Punchinello’s Chronicles

September 14, 2009

Pyramid of Fundamentals, Causes, Effects and Analysis

What’s the difference between reality and a hallucination? If you were living an illusion that was almost exactly the same as reality, what determines the “almost?” How do you ultimately know what’s real and what’s not real? The basic answer is consistency! Reality is entirely consistent from event to event. When we discover or notice an inconsistency, we use science to figure out whether it’s an exception or whether we need to change our fundamental ideas about reality.

Consistency means that something is of the same class, nature or characteristics as that which came prior. When we talk about cause and effect, we mean that given the same cause, we should see pretty much the same effects. Those effects are consistent with our observations of what results from previous and similar causes.

Suppose someone tells you they know how to play the piano very well. They claim they’re skilled and can play very well. You ask them to play Mary Had a Little Lamb and they can’t play it. What does that demonstrate? It shows you that they likely are making a false claim. Anyone who can play the piano, ought to also know the fundamentals. And with that knowledge of fundamentals, they should be able to play a simple nursery rhyme.

Now suppose someone tells you they’re making a fortune in the water business. They’re selling water like crazy, making millions of dollars. You might ask to see a bank account, but they might tell you they’re re-investing their profits to grow the business. However; you could ask them to show you how they deliver that water. If there isn’t any delivery system, then how can there be a business?

The fundamentals of reality are the foundation upon which our everyday lives rest. When you get up in the morning to go to work, you rely on the fundamental ideas of the sun producing light. You rely on roads, and you assume that the address of your place of work is consistent with what it was yesterday and previously. You make analytic assumptions about traffic, knowing that today is very similar to yesterday. If there’s snow, then traffic will be consistent with days of snow in the past.

So too, businesses make analytic predictions based on fundamentals of reality. In Western civilization, the Christmas holiday brings with it increased shopping. To have shoppers, stores must have product. Without product, it doesn’t matter who wants to buy something. They can’t buy what isn’t in the stores. An aspect of that fundamental is that the money symbolizing business is just that — a symbol. The money itself is NOT the same thing as the product.

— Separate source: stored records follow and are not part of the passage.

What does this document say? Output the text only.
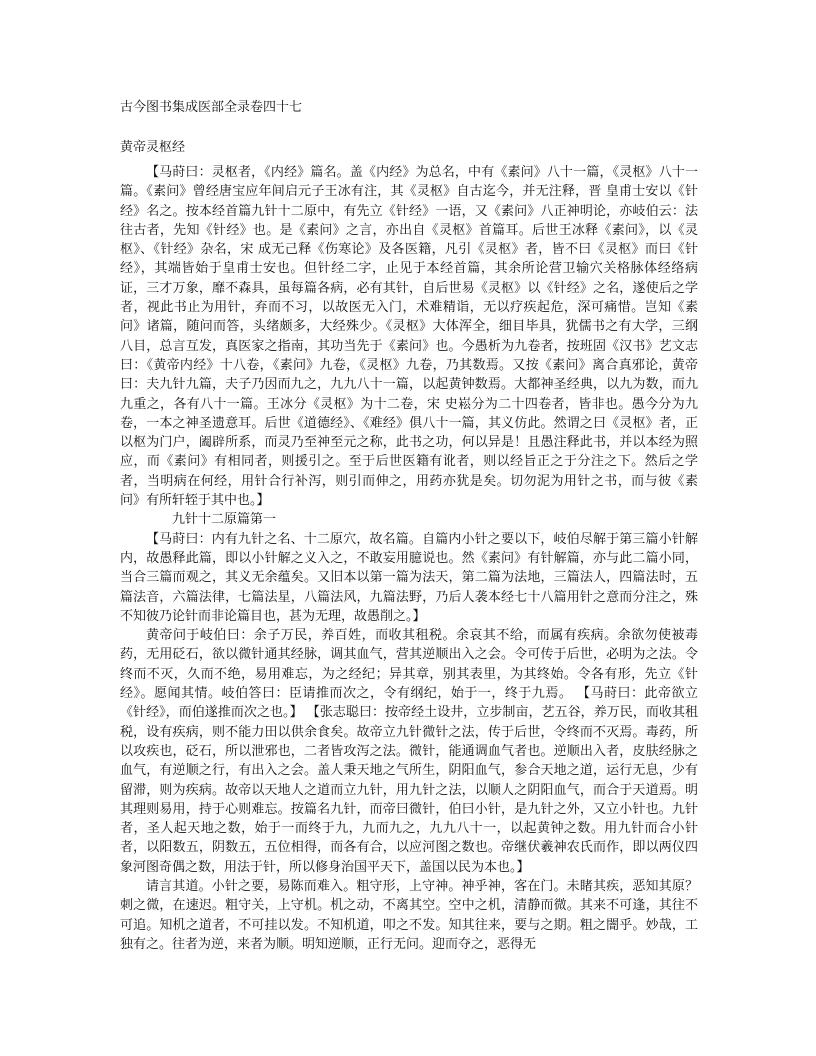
古今图书集成医部全录卷四十七
黄帝灵枢经

【马莳曰：灵枢者，《内经》篇名。盖《内经》为总名，中有《素问》八十一篇，《灵枢》八十一篇。《素问》曾经唐宝应年间启元子王冰有注，其《灵枢》自古迄今，并无注释，晋 皇甫士安以《针经》名之。按本经首篇九针十二原中，有先立《针经》一语，又《素问》八正神明论，亦岐伯云：法往古者，先知《针经》也。是《素问》之言，亦出自《灵枢》首篇耳。后世王冰释《素问》，以《灵枢》、《针经》杂名，宋 成无己释《伤寒论》及各医籍，凡引《灵枢》者，皆不曰《灵枢》而曰《针经》，其端皆始于皇甫士安也。但针经二字，止见于本经首篇，其余所论营卫输穴关格脉体经络病证，三才万象，靡不森具，虽每篇各病，必有其针，自后世易《灵枢》以《针经》之名，遂使后之学者，视此书止为用针，弃而不习，以故医无入门，术难精诣，无以疗疾起危，深可痛惜。岂知《素问》诸篇，随问而答，头绪颇多，大经殊少。《灵枢》大体浑全，细目毕具，犹儒书之有大学，三纲八目，总言互发，真医家之指南，其功当先于《素问》也。今愚析为九卷者，按班固《汉书》艺文志曰：《黄帝内经》十八卷，《素问》九卷，《灵枢》九卷，乃其数焉。又按《素问》离合真邪论，黄帝曰：夫九针九篇，夫子乃因而九之，九九八十一篇，以起黄钟数焉。大都神圣经典，以九为数，而九九重之，各有八十一篇。王冰分《灵枢》为十二卷，宋 史崧分为二十四卷者，皆非也。愚今分为九卷，一本之神圣遗意耳。后世《道德经》、《难经》俱八十一篇，其义仿此。然谓之曰《灵枢》者，正以枢为门户，阖辟所系，而灵乃至神至元之称，此书之功，何以异是！且愚注释此书，并以本经为照应，而《素问》有相同者，则援引之。至于后世医籍有讹者，则以经旨正之于分注之下。然后之学者，当明病在何经，用针合行补泻，则引而伸之，用药亦犹是矣。切勿泥为用针之书，而与彼《素问》有所轩轾于其中也。】

九针十二原篇第一

【马莳曰：内有九针之名、十二原穴，故名篇。自篇内小针之要以下，岐伯尽解于第三篇小针解内，故愚释此篇，即以小针解之义入之，不敢妄用臆说也。然《素问》有针解篇，亦与此二篇小同，当合三篇而观之，其义无余蕴矣。又旧本以第一篇为法天，第二篇为法地，三篇法人，四篇法时，五篇法音，六篇法律，七篇法星，八篇法风，九篇法野，乃后人袭本经七十八篇用针之意而分注之，殊不知彼乃论针而非论篇目也，甚为无理，故愚削之。】

黄帝问于岐伯曰：余子万民，养百姓，而收其租税。余哀其不给，而属有疾病。余欲勿使被毒药，无用砭石，欲以微针通其经脉，调其血气，营其逆顺出入之会。令可传于后世，必明为之法。令终而不灭，久而不绝，易用难忘，为之经纪；异其章，别其表里，为其终始。令各有形，先立《针经》。愿闻其情。岐伯答曰：臣请推而次之，令有纲纪，始于一，终于九焉。 【马莳曰：此帝欲立《针经》，而伯遂推而次之也。】 【张志聪曰：按帝经土设井，立步制亩，艺五谷，养万民，而收其租税，设有疾病，则不能力田以供余食矣。故帝立九针微针之法，传于后世，令终而不灭焉。毒药，所以攻疾也，砭石，所以泄邪也，二者皆攻泻之法。微针，能通调血气者也。逆顺出入者，皮肤经脉之血气，有逆顺之行，有出入之会。盖人秉天地之气所生，阴阳血气，参合天地之道，运行无息，少有留滞，则为疾病。故帝以天地人之道而立九针，用九针之法，以顺人之阴阳血气，而合于天道焉。明其理则易用，持于心则难忘。按篇名九针，而帝曰微针，伯曰小针，是九针之外，又立小针也。九针者，圣人起天地之数，始于一而终于九，九而九之，九九八十一，以起黄钟之数。用九针而合小针者，以阳数五，阴数五，五位相得，而各有合，以应河图之数也。帝继伏羲神农氏而作，即以两仪四象河图奇偶之数，用法于针，所以修身治国平天下，盖国以民为本也。】

请言其道。小针之要，易陈而难入。粗守形，上守神。神乎神，客在门。未睹其疾，恶知其原？刺之微，在速迟。粗守关，上守机。机之动，不离其空。空中之机，清静而微。其来不可逢，其往不可追。知机之道者，不可挂以发。不知机道，叩之不发。知其往来，要与之期。粗之闇乎。妙哉，工独有之。往者为逆，来者为顺。明知逆顺，正行无问。迎而夺之，恶得无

The Shipping and Transportation Industry Ghost Fleet

The biggest and most secretive gathering of ships in maritime history lies at anchor east of Singapore. Never before photographed, it is bigger than the U.S. and British navies combined but has no crew, no cargo and no destination – and is why your Christmas stocking may be on the light side this year.

(Full Story…)

‘So far the shipyards are continuing to work, but the problems will start to emerge next year and certainly in 2011, because that is when the current orders will have been delivered. There have hardly been any new orders in the past year. In 2011, the shipyards will simply run out of ships to build.’

Christopher Palsson, a senior consultant at London-based Lloyd’s Register-Fairplay Research, believes the situation will worsen before it gets better.

‘Some ships will be sold for demolition but the net balance will be even further pressure on the freight rates and the market itself. A lot of ship owners and operators are going to find themselves in a very difficult situation.’

The current downturn is the worst in living memory and more severe even than the slump of the early Eighties, Palsson believes.

‘Back then the majority of the crash was for tankers carrying crude oil. Today we have almost every aspect of shipping affected – bulk carriers, tankers, container carriers… the lot.

We can talk about “green shoots,” and headlines may tell us that the world-wide economic recession is “over,” but what are the underlying fundamentals? If the world is getting back to business, then wouldn’t we see ships sailing, docks crowded, airlines packed to capacity? Wouldn’t we see stores opening, people buying, and lots of happy faces?

How can there be such a massive collapse in the world’s shipping industry, while at the same time politicians tell us that the economy is doing brilliantly? Could Senator Joe Wilson be right, that someone is “lying?”

Business for bulk carriers has picked up slightly in recent months, largely because of China’s rediscovered appetite for raw materials such as iron ore, says Huxley. But this is a small part of international trade, and the prospects for the container ships remain bleak.

Some experts believe the ratio of container ships sitting idle could rise to 25 per cent within two years in an extraordinary downturn that shipping giant Maersk has called a ‘crisis of historic dimensions’. Last month the company reported its first half-year loss in its 105-year history. (Emphasis mine.)

Small businesses are failing by the thousands. They can’t get loans from anyone, regardless of some fantasy about “stimulus” money. Foreclosures are rising, cars aren’t selling, and we’re told that the recession is over. But look at the fundamental concept of transporting goods from one location to another. If nobody is moving anything, then it’s irrelevant what the newspapers tell us.